Auch für die 22-tägige Reise ist eine Genehmigung nötig – besser gesagt: eine spezielle Einladung für medizinisch veranlagte Reisen des russischen Innenministeriums. Doch auch das stelle laut Veranstalter kein Problem dar, innerhalb von acht bis zehn Tagen werde eine solche Einladung besorgt.

Subventioniert von der russischen Regierung sei die Reise allerdings nicht, so der Veranstalter. Die Kosten fielen vergleichsweise gering aus, da auch in Russland viele Hotels Leerstände hätten. Daher handle es sich auch um ein Geschäftsmodell auf Zeit, das seiner Meinung nach ganz sicher Nachahmer finden werde.

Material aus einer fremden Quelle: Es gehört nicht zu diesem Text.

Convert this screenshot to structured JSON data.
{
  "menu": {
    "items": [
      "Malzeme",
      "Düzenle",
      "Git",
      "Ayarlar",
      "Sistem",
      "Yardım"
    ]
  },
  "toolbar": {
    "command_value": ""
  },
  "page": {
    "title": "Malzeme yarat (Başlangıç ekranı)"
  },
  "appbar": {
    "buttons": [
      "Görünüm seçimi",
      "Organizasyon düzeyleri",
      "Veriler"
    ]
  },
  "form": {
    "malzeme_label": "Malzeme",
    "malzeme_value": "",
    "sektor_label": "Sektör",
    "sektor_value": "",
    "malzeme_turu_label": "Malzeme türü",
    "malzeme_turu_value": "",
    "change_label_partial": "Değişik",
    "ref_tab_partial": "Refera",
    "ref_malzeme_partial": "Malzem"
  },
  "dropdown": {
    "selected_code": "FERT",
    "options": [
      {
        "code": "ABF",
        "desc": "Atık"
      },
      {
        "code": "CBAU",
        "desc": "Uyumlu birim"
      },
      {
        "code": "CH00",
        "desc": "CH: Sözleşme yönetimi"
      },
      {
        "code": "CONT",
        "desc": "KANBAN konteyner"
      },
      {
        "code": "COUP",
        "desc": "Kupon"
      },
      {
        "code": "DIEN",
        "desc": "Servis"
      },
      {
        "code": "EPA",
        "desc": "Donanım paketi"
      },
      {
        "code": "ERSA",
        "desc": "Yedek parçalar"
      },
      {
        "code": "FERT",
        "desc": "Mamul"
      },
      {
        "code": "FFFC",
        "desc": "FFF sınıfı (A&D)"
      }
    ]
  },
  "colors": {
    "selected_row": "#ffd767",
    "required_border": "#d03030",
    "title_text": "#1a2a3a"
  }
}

Bevor Impfwillige nun eine solche Reise buchen, sollten sie gewisse Dinge berücksichtigen. So fehle es bisher komplett an Informationen von russischer Seite, erklärt Robert Bartel von der Verbraucherzentrale Brandenburg der «Welt». Ausserdem seien die Rahmenbedingungen für eine solche Reise noch zu unsicher, Reisetermine stünden noch nicht fest. Man muss sich auf die Angaben des norwegischen Veranstalters verlassen.

Moralisch und ethisch vertretbar?

Moralische Bedenken brauche man nach Aussage des Veranstalters bei einer solchen Reise allerdings keine haben, wie auf seiner Website zu lesen ist. Man nehme niemandem den Impfstoff weg, denn schliesslich könne sich jeder in Russland impfen lassen. Für jeden, der diese Möglichkeit wahrnehme, würde in seinem Heimatland innerhalb der Impfreihenfolge ein Platz frei werden.

Karl Lauterbach, Gesundheitsexperte der SPD in Deutschland, ordnet dieses Vorgehen allerdings deutlich anders ein. Solche Reisen seien «sehr problematisch» und ein «unethisches Geschäftsmodell», erklärte er dem WDR. Überschüssige Impfdosen sollten besser bedürftigeren Ländern zur Verfügung gestellt werden, die Schwierigkeiten hätten, ihre Bürger zu impfen.